En cambio, es bastante más inaudito que un narrador devenga en un poeta estimable. Los poemas de Thomas Bernhard son diminutos al lado de sus ficciones; y los de Malcolm Lowry no alcanzan la fuerza alucinada que late en la prosa de Bajo el volcán. Pienso en Quevedo, Thomas Hardy y Robert Graves como parte de los pocos autores que son capaces de tener obras poéticas y narrativas de igual envergadura.
Todas estas disquisiciones asomaron en mi mente luego de leer con delectación y sorpresa el conjunto de poemas El placer de los demás, de Pablo Azócar. En este libro no encontramos el zumbido quejoso tan propio de los poetas debutantes. Azócar, por el contrario, muestra una madurez tal que no esconde sus influencias: es un abierto discípulo de Parra y un continuador de Bertoni. Trabaja con lo que se escucha en la calle y no peca de ingenioso ni le sobran palabras. Escribe con la absoluta seguridad de que los límites entre un buen verso y una frase exacta son difusos e innecesarios.
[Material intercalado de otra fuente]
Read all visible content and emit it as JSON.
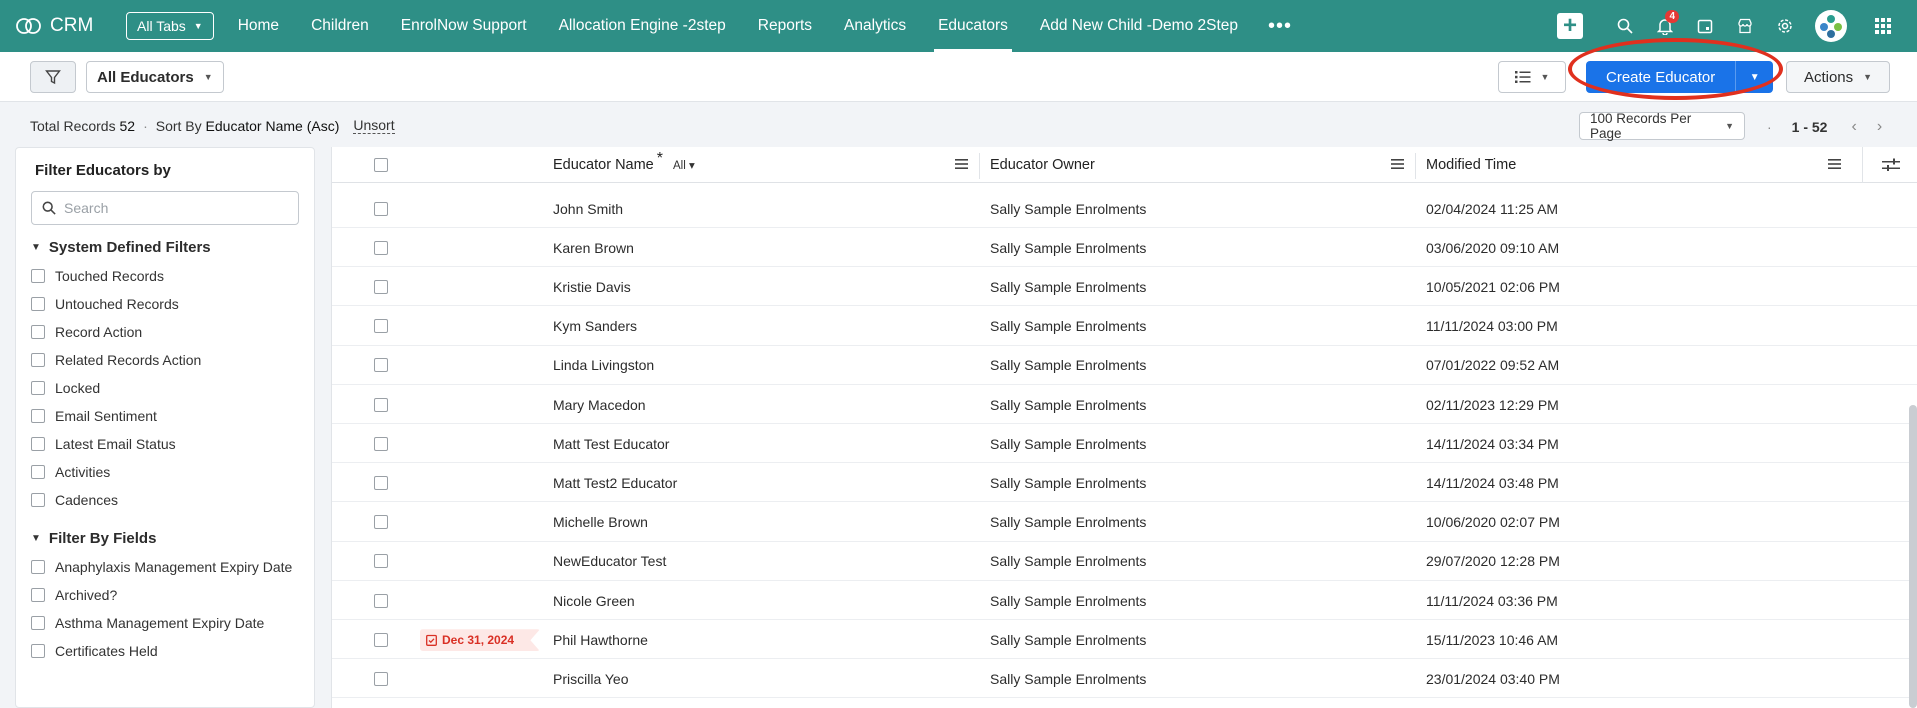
{
  "brand": {
    "name": "CRM"
  },
  "nav": {
    "all_tabs_label": "All Tabs",
    "tabs": [
      "Home",
      "Children",
      "EnrolNow Support",
      "Allocation Engine -2step",
      "Reports",
      "Analytics",
      "Educators",
      "Add New Child -Demo 2Step"
    ],
    "active_tab": "Educators",
    "notification_count": "4"
  },
  "toolbar": {
    "view_label": "All Educators",
    "create_label": "Create Educator",
    "actions_label": "Actions"
  },
  "records": {
    "total_label": "Total Records",
    "total_value": "52",
    "sort_label": "Sort By",
    "sort_value": "Educator Name (Asc)",
    "unsort_label": "Unsort",
    "per_page": "100 Records Per Page",
    "range": "1 - 52"
  },
  "sidebar": {
    "title": "Filter Educators by",
    "search_placeholder": "Search",
    "system_section": "System Defined Filters",
    "system_filters": [
      "Touched Records",
      "Untouched Records",
      "Record Action",
      "Related Records Action",
      "Locked",
      "Email Sentiment",
      "Latest Email Status",
      "Activities",
      "Cadences"
    ],
    "fields_section": "Filter By Fields",
    "field_filters": [
      "Anaphylaxis Management Expiry Date",
      "Archived?",
      "Asthma Management Expiry Date",
      "Certificates Held"
    ]
  },
  "table": {
    "columns": {
      "name": "Educator Name",
      "name_filter": "All",
      "owner": "Educator Owner",
      "modified": "Modified Time"
    },
    "rows": [
      {
        "name": "John Smith",
        "owner": "Sally Sample Enrolments",
        "modified": "02/04/2024 11:25 AM",
        "tag": ""
      },
      {
        "name": "Karen Brown",
        "owner": "Sally Sample Enrolments",
        "modified": "03/06/2020 09:10 AM",
        "tag": ""
      },
      {
        "name": "Kristie Davis",
        "owner": "Sally Sample Enrolments",
        "modified": "10/05/2021 02:06 PM",
        "tag": ""
      },
      {
        "name": "Kym Sanders",
        "owner": "Sally Sample Enrolments",
        "modified": "11/11/2024 03:00 PM",
        "tag": ""
      },
      {
        "name": "Linda Livingston",
        "owner": "Sally Sample Enrolments",
        "modified": "07/01/2022 09:52 AM",
        "tag": ""
      },
      {
        "name": "Mary Macedon",
        "owner": "Sally Sample Enrolments",
        "modified": "02/11/2023 12:29 PM",
        "tag": ""
      },
      {
        "name": "Matt Test Educator",
        "owner": "Sally Sample Enrolments",
        "modified": "14/11/2024 03:34 PM",
        "tag": ""
      },
      {
        "name": "Matt Test2 Educator",
        "owner": "Sally Sample Enrolments",
        "modified": "14/11/2024 03:48 PM",
        "tag": ""
      },
      {
        "name": "Michelle Brown",
        "owner": "Sally Sample Enrolments",
        "modified": "10/06/2020 02:07 PM",
        "tag": ""
      },
      {
        "name": "NewEducator Test",
        "owner": "Sally Sample Enrolments",
        "modified": "29/07/2020 12:28 PM",
        "tag": ""
      },
      {
        "name": "Nicole Green",
        "owner": "Sally Sample Enrolments",
        "modified": "11/11/2024 03:36 PM",
        "tag": ""
      },
      {
        "name": "Phil Hawthorne",
        "owner": "Sally Sample Enrolments",
        "modified": "15/11/2023 10:46 AM",
        "tag": "Dec 31, 2024"
      },
      {
        "name": "Priscilla Yeo",
        "owner": "Sally Sample Enrolments",
        "modified": "23/01/2024 03:40 PM",
        "tag": ""
      }
    ]
  },
  "colors": {
    "nav_bg": "#2e8f86",
    "primary": "#1a73e8",
    "highlight": "#e0301e",
    "tag_text": "#d93025"
  }
}
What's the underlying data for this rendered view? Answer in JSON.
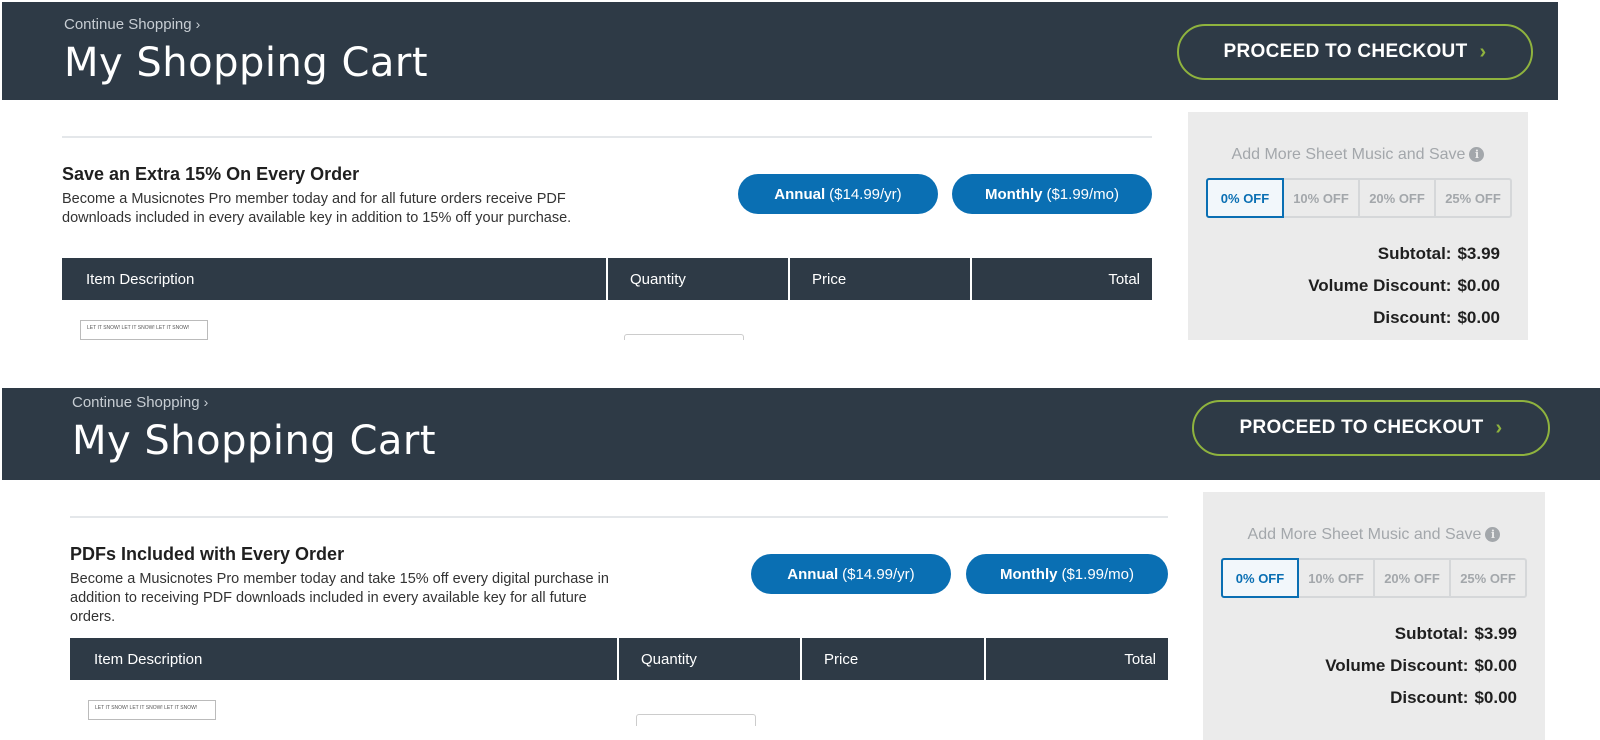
{
  "panels": [
    {
      "continue_label": "Continue Shopping",
      "title": "My Shopping Cart",
      "checkout_label": "PROCEED TO CHECKOUT",
      "promo": {
        "heading": "Save an Extra 15% On Every Order",
        "text": "Become a Musicnotes Pro member today and for all future orders receive PDF downloads included in every available key in addition to 15% off your purchase."
      },
      "plans": {
        "annual_name": "Annual",
        "annual_price": "($14.99/yr)",
        "monthly_name": "Monthly",
        "monthly_price": "($1.99/mo)"
      },
      "table_headers": [
        "Item Description",
        "Quantity",
        "Price",
        "Total"
      ],
      "item_thumb_text": "LET IT SNOW! LET IT SNOW! LET IT SNOW!",
      "summary": {
        "title": "Add More Sheet Music and Save",
        "tiers": [
          "0% OFF",
          "10% OFF",
          "20% OFF",
          "25% OFF"
        ],
        "active_tier": "0% OFF",
        "subtotal_label": "Subtotal:",
        "subtotal_value": "$3.99",
        "volume_label": "Volume Discount:",
        "volume_value": "$0.00",
        "discount_label": "Discount:",
        "discount_value": "$0.00"
      }
    },
    {
      "continue_label": "Continue Shopping",
      "title": "My Shopping Cart",
      "checkout_label": "PROCEED TO CHECKOUT",
      "promo": {
        "heading": "PDFs Included with Every Order",
        "text": "Become a Musicnotes Pro member today and take 15% off every digital purchase in addition to receiving PDF downloads included in every available key for all future orders."
      },
      "plans": {
        "annual_name": "Annual",
        "annual_price": "($14.99/yr)",
        "monthly_name": "Monthly",
        "monthly_price": "($1.99/mo)"
      },
      "table_headers": [
        "Item Description",
        "Quantity",
        "Price",
        "Total"
      ],
      "item_thumb_text": "LET IT SNOW! LET IT SNOW! LET IT SNOW!",
      "summary": {
        "title": "Add More Sheet Music and Save",
        "tiers": [
          "0% OFF",
          "10% OFF",
          "20% OFF",
          "25% OFF"
        ],
        "active_tier": "0% OFF",
        "subtotal_label": "Subtotal:",
        "subtotal_value": "$3.99",
        "volume_label": "Volume Discount:",
        "volume_value": "$0.00",
        "discount_label": "Discount:",
        "discount_value": "$0.00"
      }
    }
  ],
  "colors": {
    "header_bg": "#2e3a46",
    "accent_green": "#8fb33e",
    "button_blue": "#0a6fb3",
    "summary_bg": "#ebebeb"
  },
  "icons": {
    "continue": "chevron-right-icon",
    "checkout": "chevron-right-icon",
    "info": "info-icon"
  }
}
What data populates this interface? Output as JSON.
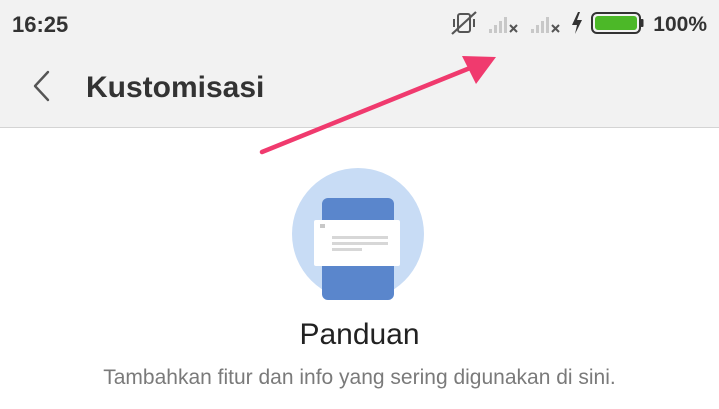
{
  "status_bar": {
    "time": "16:25",
    "battery_percent": "100%",
    "icons": [
      "vibrate-off-icon",
      "signal-none-icon",
      "signal-none-icon",
      "charging-bolt-icon",
      "battery-full-icon"
    ],
    "battery_level": 1.0,
    "battery_color": "#4cb828"
  },
  "toolbar": {
    "back_icon": "chevron-left-icon",
    "title": "Kustomisasi"
  },
  "guide": {
    "illustration_icon": "guide-card-illustration",
    "title": "Panduan",
    "description": "Tambahkan fitur dan info yang sering digunakan di sini."
  },
  "annotation": {
    "arrow_color": "#f03a6e"
  }
}
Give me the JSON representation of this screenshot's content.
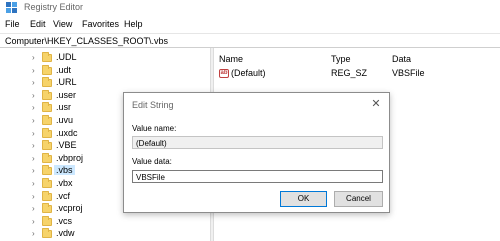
{
  "window": {
    "title": "Registry Editor",
    "icon": "registry-editor-icon"
  },
  "menu": [
    "File",
    "Edit",
    "View",
    "Favorites",
    "Help"
  ],
  "address": "Computer\\HKEY_CLASSES_ROOT\\.vbs",
  "tree": {
    "items": [
      {
        "label": ".UDL",
        "selected": false
      },
      {
        "label": ".udt",
        "selected": false
      },
      {
        "label": ".URL",
        "selected": false
      },
      {
        "label": ".user",
        "selected": false
      },
      {
        "label": ".usr",
        "selected": false
      },
      {
        "label": ".uvu",
        "selected": false
      },
      {
        "label": ".uxdc",
        "selected": false
      },
      {
        "label": ".VBE",
        "selected": false
      },
      {
        "label": ".vbproj",
        "selected": false
      },
      {
        "label": ".vbs",
        "selected": true
      },
      {
        "label": ".vbx",
        "selected": false
      },
      {
        "label": ".vcf",
        "selected": false
      },
      {
        "label": ".vcproj",
        "selected": false
      },
      {
        "label": ".vcs",
        "selected": false
      },
      {
        "label": ".vdw",
        "selected": false
      }
    ]
  },
  "values": {
    "headers": {
      "name": "Name",
      "type": "Type",
      "data": "Data"
    },
    "rows": [
      {
        "name": "(Default)",
        "type": "REG_SZ",
        "data": "VBSFile",
        "icon": "string-value-icon"
      }
    ]
  },
  "dialog": {
    "title": "Edit String",
    "value_name_label": "Value name:",
    "value_name": "(Default)",
    "value_data_label": "Value data:",
    "value_data": "VBSFile",
    "ok_label": "OK",
    "cancel_label": "Cancel",
    "close_glyph": "✕"
  },
  "colors": {
    "selection": "#cce8ff",
    "folder": "#f6d36a",
    "accent": "#0078d7"
  }
}
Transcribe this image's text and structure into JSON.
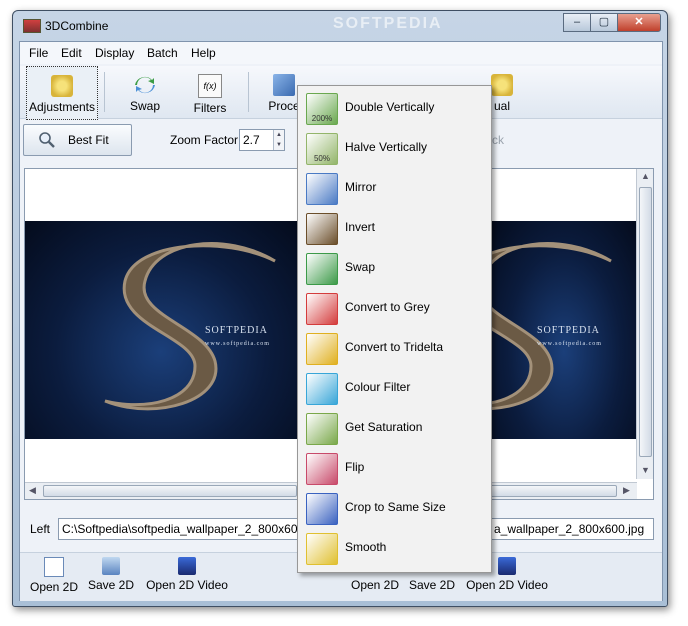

La poesía, como bien lo demuestra este libro, radica justamente en la condensación máxima de elementos prosaicos, no en su eliminación. Por eso los poemas de El placer de los demás se leen con placer; son graciosos, leves y desvergonzados. Parecen escritos sin esfuerzo, lo que es una demostración de la libertad que irradian. Con este libro, Azócar vuelve al ruedo literario con un desparpajo digno de celebrar.